Ninguém duvidará de que a Bíblia cristã, o Alcorão ou o «Manifesto Comunista» estiveram na origem de grandes mudanças no nosso planeta – basta referir o multissecular confronto entre ocidentais e muçulmanos, que por vezes ambas as partes pretenderam justificar utilizando álibis como «guerra justa» ou «guerra santa», ou a Revolução de 1917 e as suas consequências geopolíticas. O mesmo não diríamos da Odisseia, obra-prima que apenas «lê o mundo» (Frederico Lourenço) ou da Bíblia hebraica, que nunca levou à «judaízação do mundo» (Ester Mucznick). Restam-nos sete livros: «A História do Tempo» e «O Erro de Descartes», a que seria prematuro conferir mais do que o estatuto de recentes e brilhantes «best-sellers» consagrados à divulgação científica; «O Príncipe», que teve o inegável mérito de nos dar a entender com clareza «a luta pela aquisição, manutenção e exercício do poder político», (…) sem recorrer à ética ou à jurisprudência» (Adriano Moreira); «A Interpretação dos Sonhos» e «A Origem das Espécies», que nos revelaram as características psíquicas e a ascendência mais remota dos humanos; «A República», que nos indicou um caminho para construir a «cidade justa», mas infelizmente nada mais conseguiu do que evidenciar, 2400 anos passados, a nossa incapacidade de sair da Caverna em direcção à luz do Sol; «A Riqueza das Nações», que constituiu acima de tudo uma lúcida descrição do liberalismo económico, tendo desempenhado um papel crucial na fixação do percurso disciplinar autónomo da economia política, ao separá-la da moral.
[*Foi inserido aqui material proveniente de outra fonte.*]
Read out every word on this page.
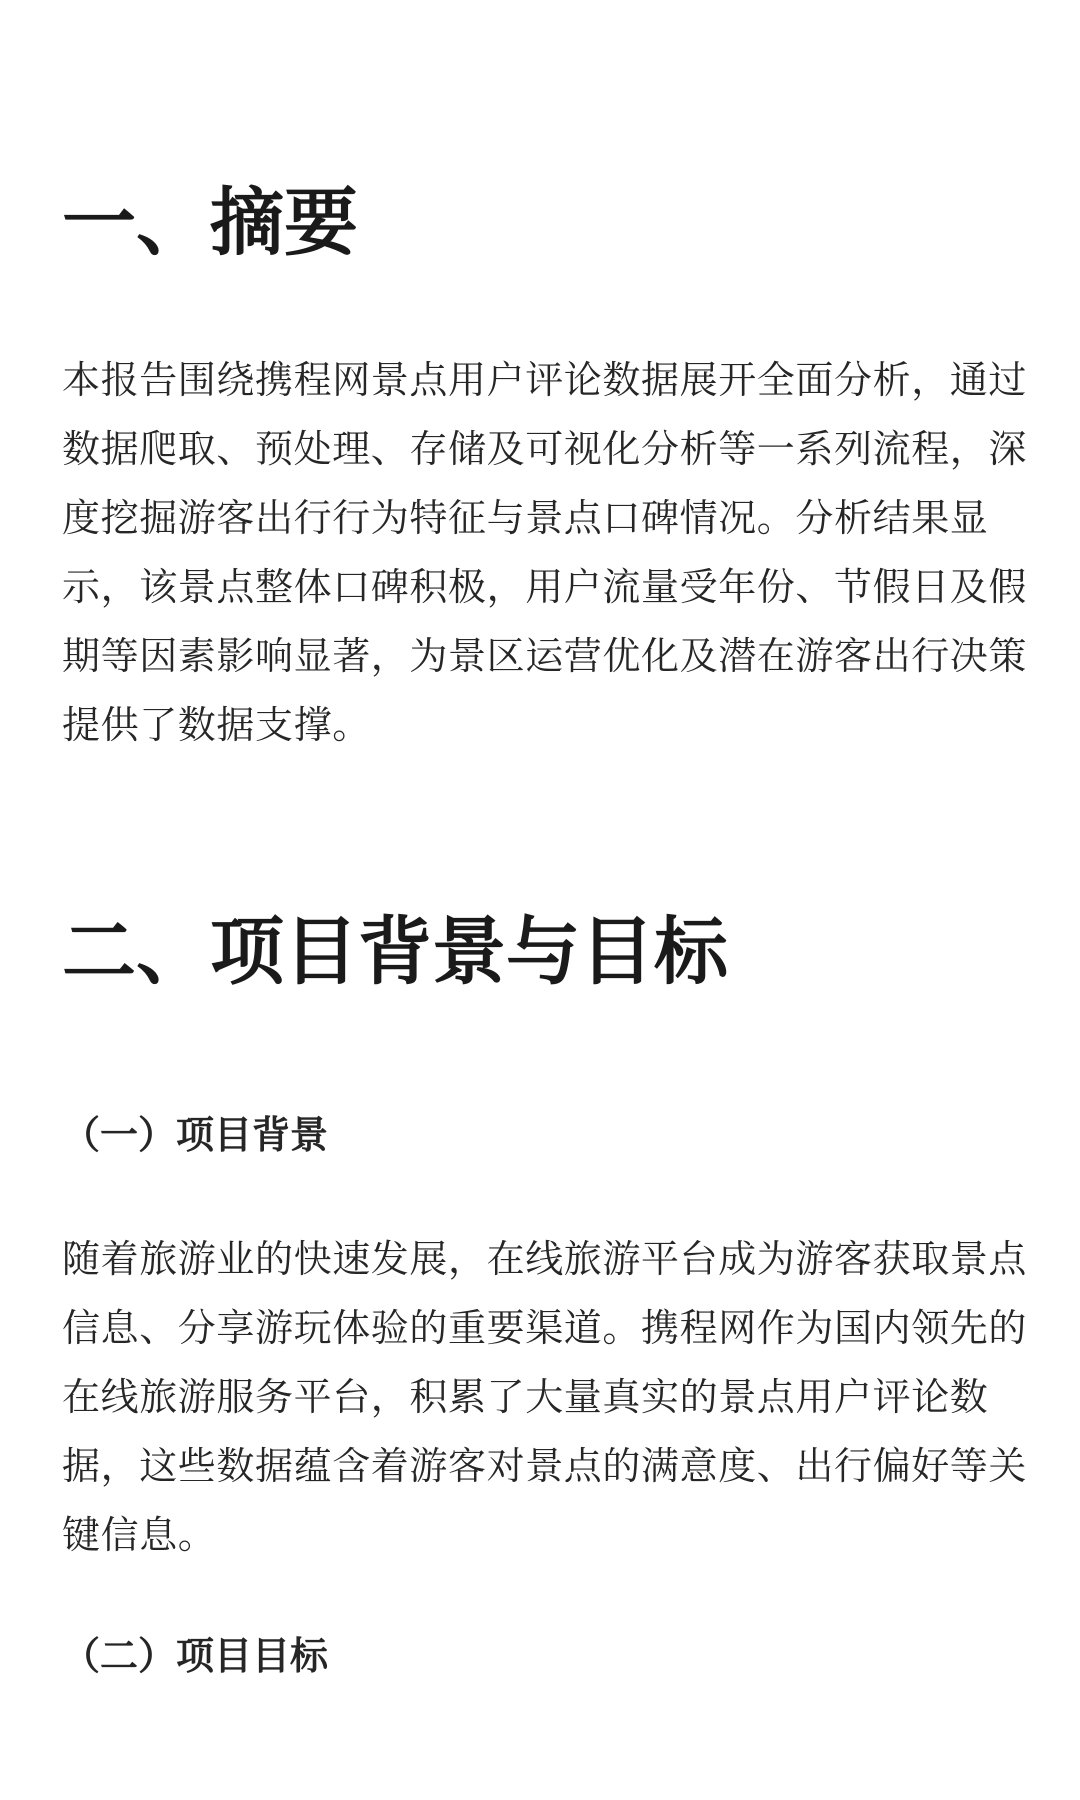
一、摘要

本报告围绕携程网景点用户评论数据展开全面分析，通过数据爬取、预处理、存储及可视化分析等一系列流程，深度挖掘游客出行行为特征与景点口碑情况。分析结果显示，该景点整体口碑积极，用户流量受年份、节假日及假期等因素影响显著，为景区运营优化及潜在游客出行决策提供了数据支撑。

二、项目背景与目标
（一）项目背景

随着旅游业的快速发展，在线旅游平台成为游客获取景点信息、分享游玩体验的重要渠道。携程网作为国内领先的在线旅游服务平台，积累了大量真实的景点用户评论数据，这些数据蕴含着游客对景点的满意度、出行偏好等关键信息。

（二）项目目标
Em síntese: se esta obra se intitulasse «Doze Livros que Abalaram o Mundo», decerto teriam sido evitados os nove «deslizes» ocorridos, ainda que a violência «sísmica» da Bíblia cristã, do Alcorão e do «Manifesto Comunista» ofuscasse o impacte dos outros textos. Está fora de causa abordar aqui o conteúdo destas 560 páginas de interessantes reflexões sobre tão importantes temas. Lamenta-se, contudo, que países como a China, a Índia ou o Japão pareçam, dada a sua ausência, não ter produzido durante milénios qualquer livro digno de ser seleccionado pelos organizadores desta louvável iniciativa. Aponte-se telegraficamente, no que a Freud concerne, que a interpretação dos sonhos revelou «toda a estrutura paradigmática do funcionamento mental para a Psicanálise» (Amaral Dias); que «o cristianismo da Bíblia é o molde fundamental da cultura ocidental, desde as margens do Jordão até às costas da Califórnia e à Patagónia» (Santos Vaz), pelo menos até à Revolução Francesa, mas que só com a invenção da tipografia «a Bíblia sai da Igreja ou do mosteiro para se tornar acessível ao grande público» (Esther Mucznick); que «o estudo das Humanidades começou a ser encarado como um luxo» numa sociedade sedenta de desenvolvimento e produtividade, que «voltámos a ser engolidos pela Caverna, se alguma vez dela saímos» e que «a única forma de educar é pela reflexão, visando o desenvolvimento da inteligência e a promoção do saber, individual ou colectivo» (Trindade Santos); que, segundo António Damásio, «a alma e o espírito são em toda a sua dignidade e dimensão (apenas) estados complexos e únicos de um único organismo» (Gonçalves Ferreira).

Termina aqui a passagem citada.